On the downside, Riffenburgh’s application of exhaustive detail, while admirable in its thoroughness, sometimes blunts the true drama of the expedition’s various exploratory sorties. What is lacking is a consistent filter and emotive voice from the author. One thinks of Roland Huntford’s masterly Shackleton (1985) as a contrary example. On Mawson’s own ‘Far Eastern’ sledging journey, where his two companions Belgrave Ninnis and Xavier Mertz died, and Mawson himself struggled on alone in a desperate bid for the sanctuary of the hut at Cape Denison, Riffenburgh concludes with a lengthy discussion of the well-known theory that, following the death of Ninnis, the desperate and starving Mawson and Mertz suffered from hypervitaminosis after consuming the livers of their slaughtered sledge dogs. The discussion unravels with the non sequitur: ‘the argument is best concluded in the book that provides the most in-depth look at nutrition in exploration, with the statement: “there is very strong, if not almost irrefutable, evidence that their illness was vitamin A hypervitaminosis”’. While devoting a good page-and-a-half to earlier authors on the subject, the identity of this ‘most in-depth look’ is only revealed through a footnote citing the author and title and no detail. Curious – it is as if Riffenburgh could not bear to leave out anything.

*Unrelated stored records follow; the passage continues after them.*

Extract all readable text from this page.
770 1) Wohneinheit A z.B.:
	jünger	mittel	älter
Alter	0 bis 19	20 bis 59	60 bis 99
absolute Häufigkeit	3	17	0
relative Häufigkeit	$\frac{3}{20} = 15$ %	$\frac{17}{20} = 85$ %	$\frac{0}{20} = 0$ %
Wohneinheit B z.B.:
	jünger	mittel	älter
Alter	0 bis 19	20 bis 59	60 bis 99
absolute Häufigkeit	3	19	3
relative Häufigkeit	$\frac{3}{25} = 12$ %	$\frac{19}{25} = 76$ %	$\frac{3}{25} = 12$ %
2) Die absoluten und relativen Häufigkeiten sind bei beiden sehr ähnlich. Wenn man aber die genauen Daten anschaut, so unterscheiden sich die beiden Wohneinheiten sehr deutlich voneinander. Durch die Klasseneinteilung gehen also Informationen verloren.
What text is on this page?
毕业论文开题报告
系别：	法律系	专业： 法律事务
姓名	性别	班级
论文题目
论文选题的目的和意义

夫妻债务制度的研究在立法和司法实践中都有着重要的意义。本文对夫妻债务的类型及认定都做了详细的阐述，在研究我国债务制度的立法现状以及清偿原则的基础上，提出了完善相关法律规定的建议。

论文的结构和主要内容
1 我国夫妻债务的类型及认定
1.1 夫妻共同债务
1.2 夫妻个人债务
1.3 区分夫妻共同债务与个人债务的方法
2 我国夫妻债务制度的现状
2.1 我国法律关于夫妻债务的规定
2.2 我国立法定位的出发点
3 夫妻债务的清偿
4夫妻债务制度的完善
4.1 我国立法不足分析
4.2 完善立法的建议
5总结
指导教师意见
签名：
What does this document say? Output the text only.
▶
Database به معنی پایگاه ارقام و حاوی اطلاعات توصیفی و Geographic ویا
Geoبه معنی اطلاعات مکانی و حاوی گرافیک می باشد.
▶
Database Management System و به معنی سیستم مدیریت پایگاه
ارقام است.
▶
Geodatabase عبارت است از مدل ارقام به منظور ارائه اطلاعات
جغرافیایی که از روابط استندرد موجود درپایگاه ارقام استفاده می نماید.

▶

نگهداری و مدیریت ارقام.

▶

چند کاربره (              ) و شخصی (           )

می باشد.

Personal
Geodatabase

The illustrations for this book come from the collection of the Mawson Centre, South Australian Museum, but no individual photographic credits are provided. This is rather puzzling in a book where the written documentary sources are meticulously referenced. Given that Mawson’s expedition was the proving ground in the career of the soon-to-be-famous Frank Hurley, this oversight is disappointing. As a talented professional and also the official expedition photographer, Hurley’s work easily outshone that of his peers. Consequently, he is often mistakenly thought of as the only photographer – at least at the expedition’s main base at Cape Denison. But other expedition members were also competent photographers, Mawson among them, and it is a pity that their photographic efforts are not acknowledged. Even the cover illustrations remain anonymous. One has to delve into the heart of the book to find the setting for the image on the front cover, a view from the Aurora of eight silhouetted figures (actually the Western Party led by Frank Wild) standing near the edge of the Shackleton Ice Shelf.

Aurora is a noteworthy and impressive book, meticulously researched and commendable for its airing and intertwining of so many voices. Tighter editing would certainly have eased the flow of Riffenburgh’s prose, and occasional lapses, such as in the phrase ‘studies by imminentclinical researchers’, are a minor annoyance. However, like Mawson’s AAE, where much new ground was trodden in the service of science, Riffenburgh’s Aurora provides a valuable ‘new focus’ on a particularly Australian chapter in Antarctica’s history.